Quem desembarga na rodoviária de Itapema tem a nítida sensação de ter voltado no tempo. Porém esta nostalgia não é sinônimo de uma lembrança boa, pelo contrário. Os passageiros que ali descem e sobem diariamente encontram um ambiente descuidado, sujo, sem manutenção, com cara de desleixo, inóspito mesmo, que remete à década de 80. E a situação está assim há bastante tempo.
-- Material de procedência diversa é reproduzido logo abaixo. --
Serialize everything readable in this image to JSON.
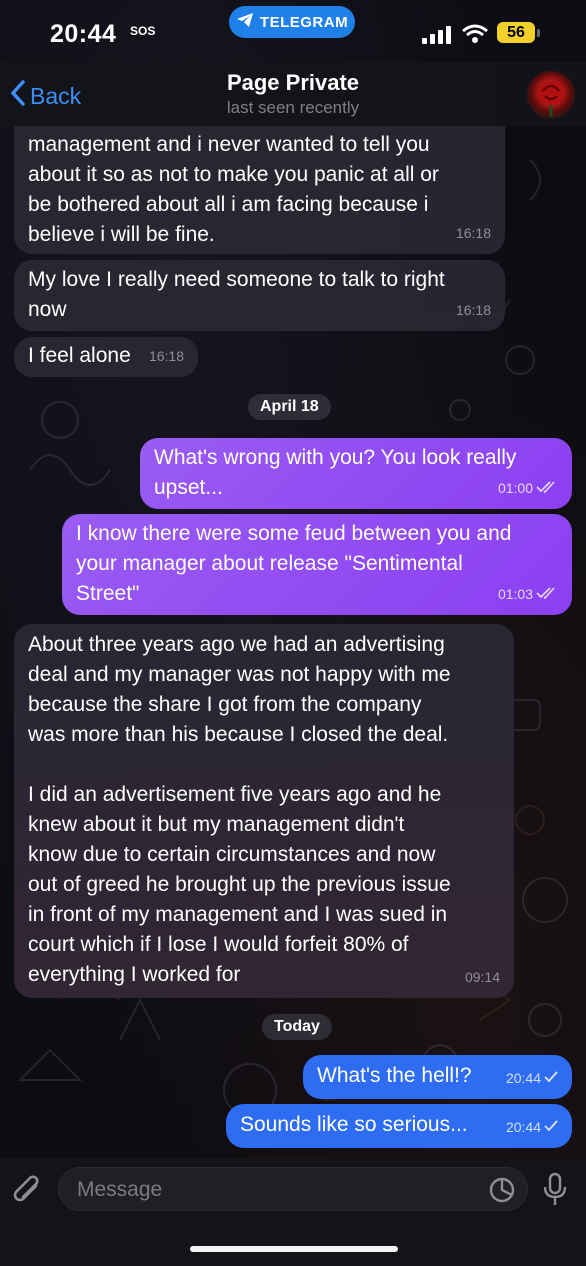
{
  "status_bar": {
    "time": "20:44",
    "sos": "SOS",
    "pill_label": "TELEGRAM",
    "battery": "56"
  },
  "header": {
    "back_label": "Back",
    "title": "Page Private",
    "subtitle": "last seen recently"
  },
  "messages": [
    {
      "text": "management and i never wanted to tell you\nabout it so as not to make you panic at all or\nbe bothered about all i am facing because i\nbelieve i will be fine.",
      "time": "16:18"
    },
    {
      "text": "My love I really need someone to talk to right\nnow",
      "time": "16:18"
    },
    {
      "text": "I feel alone",
      "time": "16:18"
    },
    {
      "text": "What's wrong with you? You look really\nupset...",
      "time": "01:00"
    },
    {
      "text": "I know there were some feud between you and\nyour manager about release \"Sentimental\nStreet\"",
      "time": "01:03"
    },
    {
      "text": "About three years ago we had an advertising\ndeal and my manager was not happy with me\nbecause the share I got from the company\nwas more than his because I closed the deal.\n\nI did an advertisement five years ago and he\nknew about it but my management didn't\nknow due to certain circumstances and now\nout of greed he brought up the previous issue\nin front of my management and I was sued in\ncourt which if I lose I would forfeit 80% of\neverything I worked for",
      "time": "09:14"
    },
    {
      "text": "What's the hell!?",
      "time": "20:44"
    },
    {
      "text": "Sounds like so serious...",
      "time": "20:44"
    }
  ],
  "date_separators": [
    "April 18",
    "Today"
  ],
  "input": {
    "placeholder": "Message"
  },
  "colors": {
    "accent": "#3b8ff6",
    "outgoing_purple": "#8b3ff2",
    "outgoing_blue": "#2e6cf2",
    "incoming": "#28283a"
  }
}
Localizado na Rua 600, número 323, Tabuleiro dos Oliveiras, o prédio que tem uma área total de 6.753,60 m², e conta com 10 plataformas de embarque e desembarque. Administrada pela Concessionária Casetex, desde 1996, a rodoviária recebe uma média de 10 mil passageiros por mês, e esse número triplica na temporada, época em que as pessoas aproveitam o clima bom e as férias para curtir uma praia.

No terminal há bancos de espera, para quem precisa aguardar tem que ter paciência uma certa boa vontade de aguentar horas sentados desconfortavelmente. É possível encontrar lanchonete e banca de jornais e revistas.

Há estacionamento é ao ar livre, nos dias de chuva igual a última sexta-feira, dia 12, muitos passageiros têm que se molhar até conseguir acessar as plataformas. Há também um ponto de táxi, para quem necessita do serviço, sem infraestrutura nenhuma tanto para os profissionais como para os usuários. Os banheiros sem higiene dão a impressão que o local realmente ficou no passado, não evoluiu.

Muitas reclamações, poucas soluções

O terminal de Itapema é alvo de reclamação dos moradores todos os anos, especialmente na temporada, devido as condições precárias, como ferrugem, portas sem vidro, cadeiras antigas, plataformas de parada dos ônibus quebradas e taxistas em local improvisado. A prefeitura, na antiga gestão municipal, chegou a pedir a rescisão do contrato de concessão com a empresa Casetex, que detém a concessão. De acordo com alguns funcionários que preferiram não se identificar, foram consertadas goteiras e grades enferrujadas, porém que melhorias de maior impacto dependem do orçamento da empresa e do reajuste da taxa de embarque.

Denúncia ao MP

O cenário de precariedade da rodoviária fez com que moradores denunciassem ao Ministério Público sobre a situação ainda no ano de 2014. A prefeitura da cidade chegou a encaminhar uma notificação para a concessionária que administra o terminal para que os problemas sejam solucionados o quanto antes. Depois de receber a notificação, a empresa teria 90 dias para concluir as melhorias necessárias na infraestrutura, o que não foi feito. Na época, engenheiros da Secretaria de Planejamento Urbano fizeram uma vistoria no local e constataram que a empresa não fez todas as reformas necessária.

Falta manutenção

Usuário da rodoviária Pedro Azevedo disse que falta muita coisa para que a situação do terminal melhore. Segundo ele, a administração do local não se preocupa com a conservação e manutenção do imóvel. Jussara Silva Cavalcante também usa a rodoviária com frequência e diz que ela está abandonada:

— Está precisando de cuidados e ninguém faz nada.

A rodoviária de Itapema recebe por mês cerca de 10 mil passageiros, que embarcam e desembarcam no terminal. A reportagem entrou em contato com a Casetex, mas não havia nenhum responsável pela empresa trabalhando até o fechamento desta edição.